The industry is moving forward, despite protests to the contrary. Now it is our publicity that needs shifting up a gear.
One complaint I hear from members on the supply side of the industry is that nothing has changed since Constructing the Team appeared nearly five years ago. I do not usually hear the same concern from clients – certainly not from larger, professional clients.

Indeed, the client opinion surveys collected by the Construction Clients Forum and published by the Construction Industry Board (both of which emerged from Constructing the Team) have shown that clients accept that there has been a significant improvement in their satisfaction with the performance of their contractors over the past few years and, to a lesser extent, of their professional consultants.

The surveys give no grounds for complacency, however. There is still a long way to go to achieve real client satisfaction and world-class best practice.

Things are moving in the upper echelon of projects and this is valuable, but it still leaves huge areas of smaller work unaffected. Many small firms are excellent in the actual techniques of construction, but they could be better still, if they were aware of some of the guidance that has come from many sources, including the CIB and the Reading Construction Forum, in recent years.

One does not need to be Laing or Bovis to know how to improve performance. A much smaller firm, George & Harding of Bournemouth, understands those techniques very well, as Colin Harding regularly shows in these pages.

The challenge for the CIB and others over the next few years, as CIB Best Practice Panel chairman Richard Saxon has pointed out all too often, is to push the knowledge down to a wider base.

Had there been no improvement at all, I would have wasted the last six years of my life. So, too, would the large number of expert practitioners from the client and supply sectors who gave evidence to my review, made up the working groups of the CIB, sat on the board and its panels and in many other expert forums such as the CIB umbrella groups, the Construction Round Table and the Design Build Foundation.

The Egan report, and all the work that went into it, would have been pointless. The government's strong lead for client improvement, headed by deputy prime minister John Prescott and ably supported by construction minister Nick Raynsford and defence minister John Spellar, would have been futile.
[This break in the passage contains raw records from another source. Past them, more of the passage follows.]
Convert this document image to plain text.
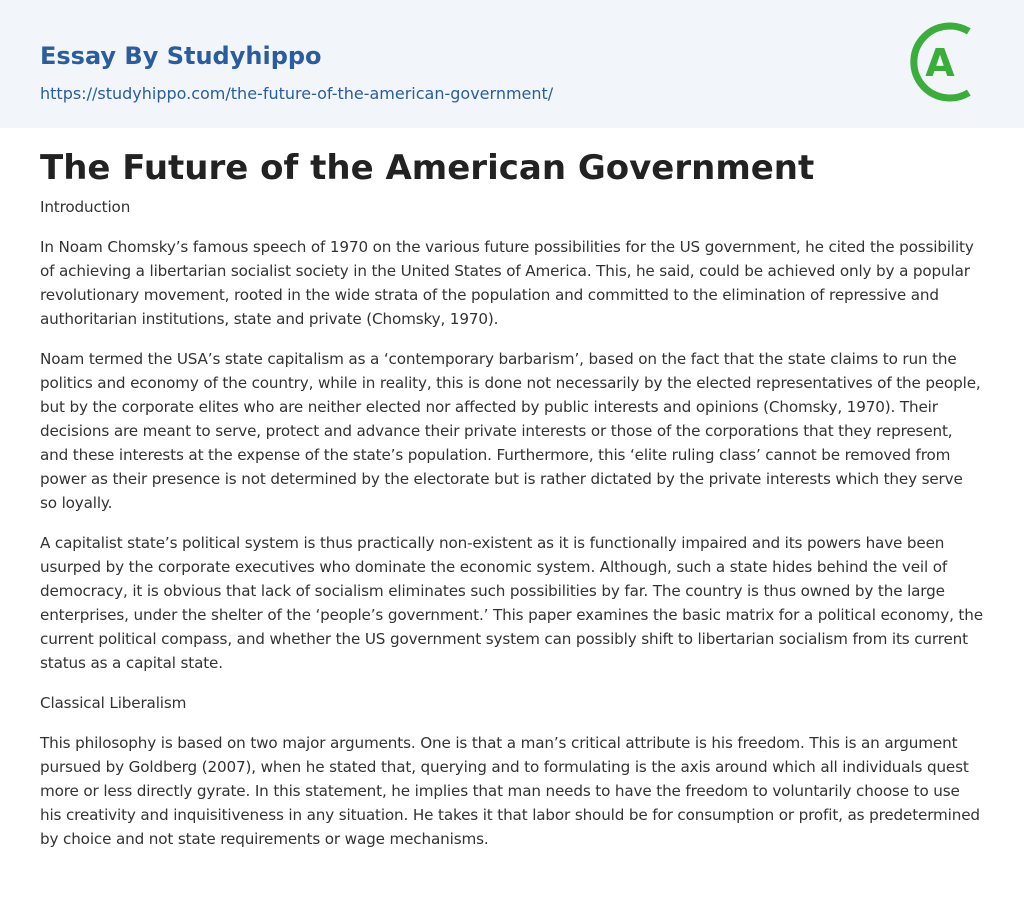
Essay By Studyhippo
https://studyhippo.com/the-future-of-the-american-government/
A
The Future of the American Government

Introduction

In Noam Chomsky’s famous speech of 1970 on the various future possibilities for the US government, he cited the possibility of achieving a libertarian socialist society in the United States of America. This, he said, could be achieved only by a popular revolutionary movement, rooted in the wide strata of the population and committed to the elimination of repressive and authoritarian institutions, state and private (Chomsky, 1970).

Noam termed the USA’s state capitalism as a ‘contemporary barbarism’, based on the fact that the state claims to run the politics and economy of the country, while in reality, this is done not necessarily by the elected representatives of the people, but by the corporate elites who are neither elected nor affected by public interests and opinions (Chomsky, 1970). Their decisions are meant to serve, protect and advance their private interests or those of the corporations that they represent, and these interests at the expense of the state’s population. Furthermore, this ‘elite ruling class’ cannot be removed from power as their presence is not determined by the electorate but is rather dictated by the private interests which they serve so loyally.

A capitalist state’s political system is thus practically non-existent as it is functionally impaired and its powers have been usurped by the corporate executives who dominate the economic system. Although, such a state hides behind the veil of democracy, it is obvious that lack of socialism eliminates such possibilities by far. The country is thus owned by the large enterprises, under the shelter of the ‘people’s government.’ This paper examines the basic matrix for a political economy, the current political compass, and whether the US government system can possibly shift to libertarian socialism from its current status as a capital state.

Classical Liberalism

This philosophy is based on two major arguments. One is that a man’s critical attribute is his freedom. This is an argument pursued by Goldberg (2007), when he stated that, querying and to formulating is the axis around which all individuals quest more or less directly gyrate. In this statement, he implies that man needs to have the freedom to voluntarily choose to use his creativity and inquisitiveness in any situation. He takes it that labor should be for consumption or profit, as predetermined by choice and not state requirements or wage mechanisms.
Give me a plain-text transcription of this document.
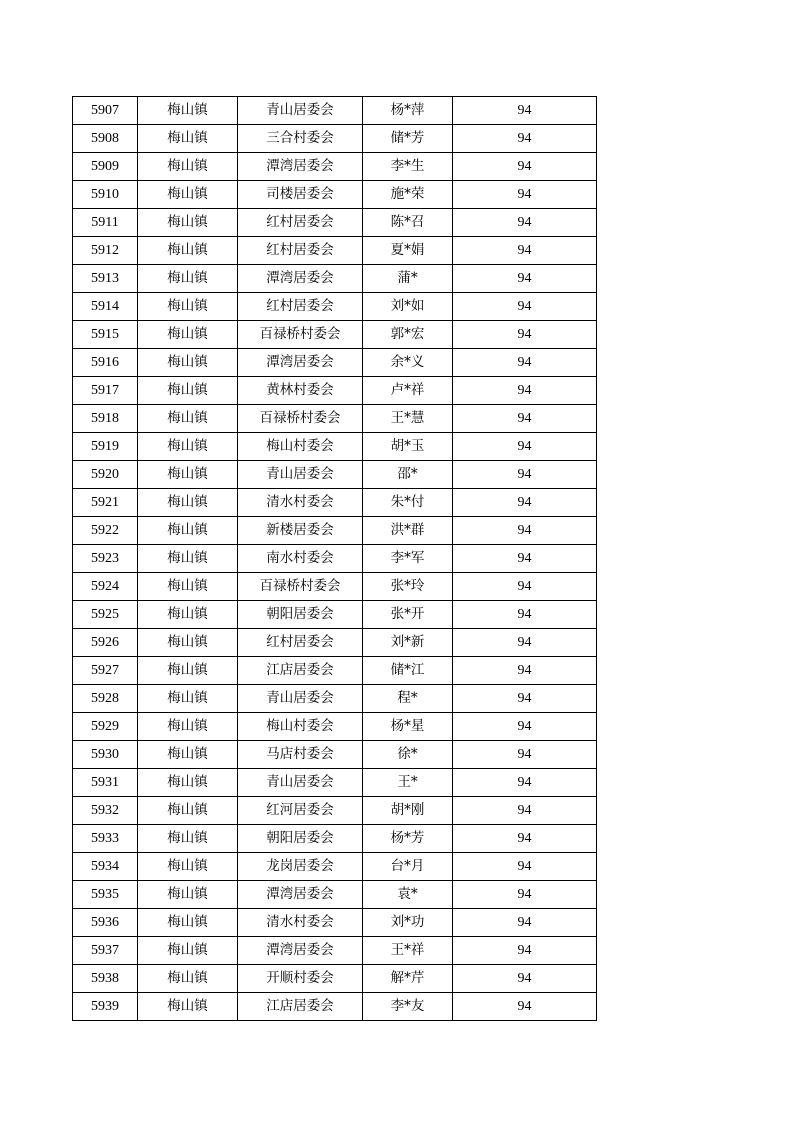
5907	梅山镇	青山居委会	杨*萍	94
5908	梅山镇	三合村委会	储*芳	94
5909	梅山镇	潭湾居委会	李*生	94
5910	梅山镇	司楼居委会	施*荣	94
5911	梅山镇	红村居委会	陈*召	94
5912	梅山镇	红村居委会	夏*娟	94
5913	梅山镇	潭湾居委会	蒲*	94
5914	梅山镇	红村居委会	刘*如	94
5915	梅山镇	百禄桥村委会	郭*宏	94
5916	梅山镇	潭湾居委会	余*义	94
5917	梅山镇	黄林村委会	卢*祥	94
5918	梅山镇	百禄桥村委会	王*慧	94
5919	梅山镇	梅山村委会	胡*玉	94
5920	梅山镇	青山居委会	邵*	94
5921	梅山镇	清水村委会	朱*付	94
5922	梅山镇	新楼居委会	洪*群	94
5923	梅山镇	南水村委会	李*军	94
5924	梅山镇	百禄桥村委会	张*玲	94
5925	梅山镇	朝阳居委会	张*开	94
5926	梅山镇	红村居委会	刘*新	94
5927	梅山镇	江店居委会	储*江	94
5928	梅山镇	青山居委会	程*	94
5929	梅山镇	梅山村委会	杨*星	94
5930	梅山镇	马店村委会	徐*	94
5931	梅山镇	青山居委会	王*	94
5932	梅山镇	红河居委会	胡*刚	94
5933	梅山镇	朝阳居委会	杨*芳	94
5934	梅山镇	龙岗居委会	台*月	94
5935	梅山镇	潭湾居委会	袁*	94
5936	梅山镇	清水村委会	刘*功	94
5937	梅山镇	潭湾居委会	王*祥	94
5938	梅山镇	开顺村委会	解*芹	94
5939	梅山镇	江店居委会	李*友	94
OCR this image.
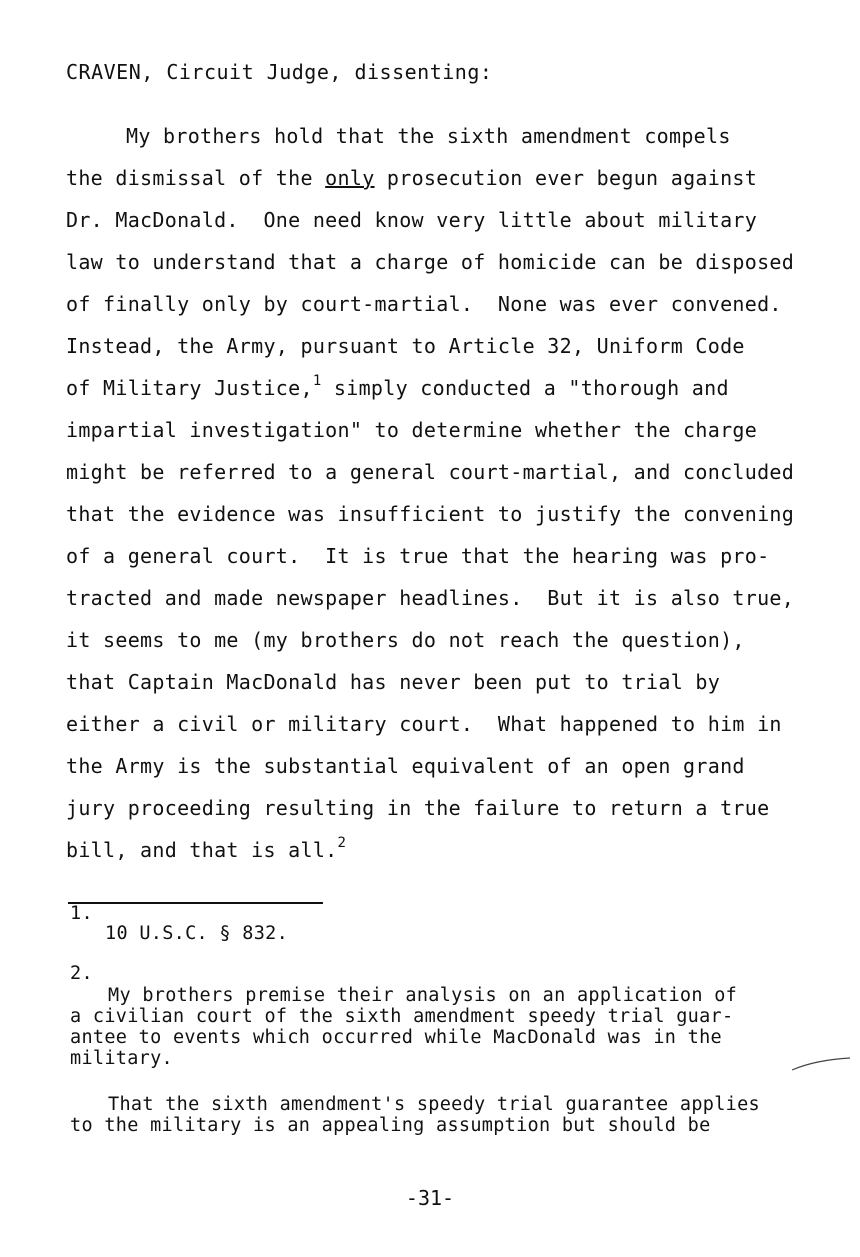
CRAVEN, Circuit Judge, dissenting:
My brothers hold that the sixth amendment compels
the dismissal of the only prosecution ever begun against
Dr. MacDonald.  One need know very little about military
law to understand that a charge of homicide can be disposed
of finally only by court-martial.  None was ever convened.
Instead, the Army, pursuant to Article 32, Uniform Code
of Military Justice,$^1$ simply conducted a "thorough and
impartial investigation" to determine whether the charge
might be referred to a general court-martial, and concluded
that the evidence was insufficient to justify the convening
of a general court.  It is true that the hearing was pro-
tracted and made newspaper headlines.  But it is also true,
it seems to me (my brothers do not reach the question),
that Captain MacDonald has never been put to trial by
either a civil or military court.  What happened to him in
the Army is the substantial equivalent of an open grand
jury proceeding resulting in the failure to return a true
bill, and that is all.$^2$
1.
10 U.S.C. § 832.
2.
My brothers premise their analysis on an application of
a civilian court of the sixth amendment speedy trial guar-
antee to events which occurred while MacDonald was in the
military.
That the sixth amendment's speedy trial guarantee applies
to the military is an appealing assumption but should be
-31-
When people grumble that nothing has changed, some are really complaining that clients still choose contractors on lowest price alone

There would be no partnering. No Construction Act. No demonstration projects. No Movement for Innovation.

A very experienced construction barrister said to me recently that there had been a sharp decline in the number of construction writs being issued, and claims work had noticeably reduced.

Much has changed. The industry is capable of vast improvement and it has shown it. The only part of the Egan report that I regretted was its suggestion that the industry was not capable of improvement, but would have to begin all over again. In reality, the choice is not as stark as that.

The industry was already rethinking construction, and taking action accordingly. Egan described the correct route. The government's best practice programme, strongly supported by the Treasury and the DETR, has provided the dynamic impetus and the tools.

So, what do people mean when they grumble that nothing has changed? Some are really complaining that clients are still choosing their contractors on the basis of lowest price alone, without any attention to best practice or value for money. That is true. There is still much to be done to get the best-value message over to smaller or occasional clients.

The Construction Clients Forum produced an excellent leaflet aimed specifically at such clients a couple of years ago. Resources should be sought, perhaps through the DETR's Construction Best Practice Programme, to ensure the widest possible dissemination of that leaflet through chambers of commerce, Rotary and Lions' clubs, professional institutions and trade associations unconnected with construction, and any other route that will attract the attention of small and occasional clients, particularly in the commercial, retail and industrial sectors.

If the CCF still has spare copies, it should be helped to clear them. If it has run out, the leaflet should be reprinted. We cannot rely on Bob the Builder to get the message across, or on National Construction Week once a year or so.